One thing that emerged from this year’s Global Airfinance Conference in Dublin is that aircraft lessors feel misunderstood by the equity markets despite delivering the steady returns beloved of investors.
Not only that, they are remarkably secure, despite dealing with customers – airlines – that are traditionally volatile. A recent report by US ratings agency, Kroll, shows that over the last 20 years years lenders lost just 0.1 per cent to 0.3 per cent of debts secured against aircraft, far lower than the rate at which airlines were bankrupted over the same period.
Ruth Kelly, chief executive of aircraft lessor, Goshawk, pointed out the industry should not be so surprised at the lack of attention, as it accounts for about 3 per cent of the world's financial services industry (aircraft leasing is effectively a financial service).
“It’s not just that we are small, we are actually tiny,” she argued, pointing out analysts are not going to spend a large amount of time looking at a sector that accounts for 3 per cent of where investors put their money.
Peter Barrett, head of SMBC, pointed out leasing is a niche business, albeit one with a much bigger niche than when he started in the 1990s. Whatever the explanation, Barrett, Kelly, Air Leasing Corporation's Steve Udvar Hazy and Avolon's head of finance, John Higgins, all agreed the equity markets don't seem to be able to quite grasp their industry or the best way of valuing it.

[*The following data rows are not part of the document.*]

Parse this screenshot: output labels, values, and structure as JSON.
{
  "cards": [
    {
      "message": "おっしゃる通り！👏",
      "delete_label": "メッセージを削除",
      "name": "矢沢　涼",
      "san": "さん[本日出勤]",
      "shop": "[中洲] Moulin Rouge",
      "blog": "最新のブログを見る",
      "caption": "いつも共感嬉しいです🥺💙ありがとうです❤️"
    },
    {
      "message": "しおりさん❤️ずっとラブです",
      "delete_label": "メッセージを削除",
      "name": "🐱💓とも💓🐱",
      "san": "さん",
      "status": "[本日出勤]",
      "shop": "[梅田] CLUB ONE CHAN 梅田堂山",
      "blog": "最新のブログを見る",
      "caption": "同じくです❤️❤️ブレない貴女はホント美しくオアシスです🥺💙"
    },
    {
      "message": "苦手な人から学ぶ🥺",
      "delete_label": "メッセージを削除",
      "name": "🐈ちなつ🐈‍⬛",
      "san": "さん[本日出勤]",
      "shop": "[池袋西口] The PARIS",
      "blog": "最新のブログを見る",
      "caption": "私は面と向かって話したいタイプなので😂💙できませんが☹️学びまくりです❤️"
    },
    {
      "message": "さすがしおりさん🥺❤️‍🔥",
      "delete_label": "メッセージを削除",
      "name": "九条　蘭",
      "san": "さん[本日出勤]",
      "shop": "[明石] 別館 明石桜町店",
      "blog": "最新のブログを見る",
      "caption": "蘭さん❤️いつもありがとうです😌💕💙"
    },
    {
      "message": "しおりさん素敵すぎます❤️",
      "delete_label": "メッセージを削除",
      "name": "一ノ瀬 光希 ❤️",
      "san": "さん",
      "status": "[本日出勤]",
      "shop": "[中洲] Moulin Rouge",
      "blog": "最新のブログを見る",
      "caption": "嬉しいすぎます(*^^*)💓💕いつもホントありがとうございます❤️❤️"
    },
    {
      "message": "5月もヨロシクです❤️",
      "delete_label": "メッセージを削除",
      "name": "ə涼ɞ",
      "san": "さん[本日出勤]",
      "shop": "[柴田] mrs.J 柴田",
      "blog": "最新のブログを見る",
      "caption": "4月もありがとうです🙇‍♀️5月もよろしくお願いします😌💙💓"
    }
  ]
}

None of which should really matter that much. For now at least, aircraft leasing enjoys the best of all worlds. Low interest rates mean it gets easy access to finance. Many players, including SMBC, have added new sources of cash, such as bonds, to the bank debt they have traditionally used. They clearly have backers who do value their returns.
A consequence of the lack of regard from equity markets is that few of the industry’s players float. However, this allows them to enjoy the benefits already listed without the hassle and bureaucracy of running a plc, which also means running from quarter to quarter, a different dynamic from what most lessors do, which is invest for the long term.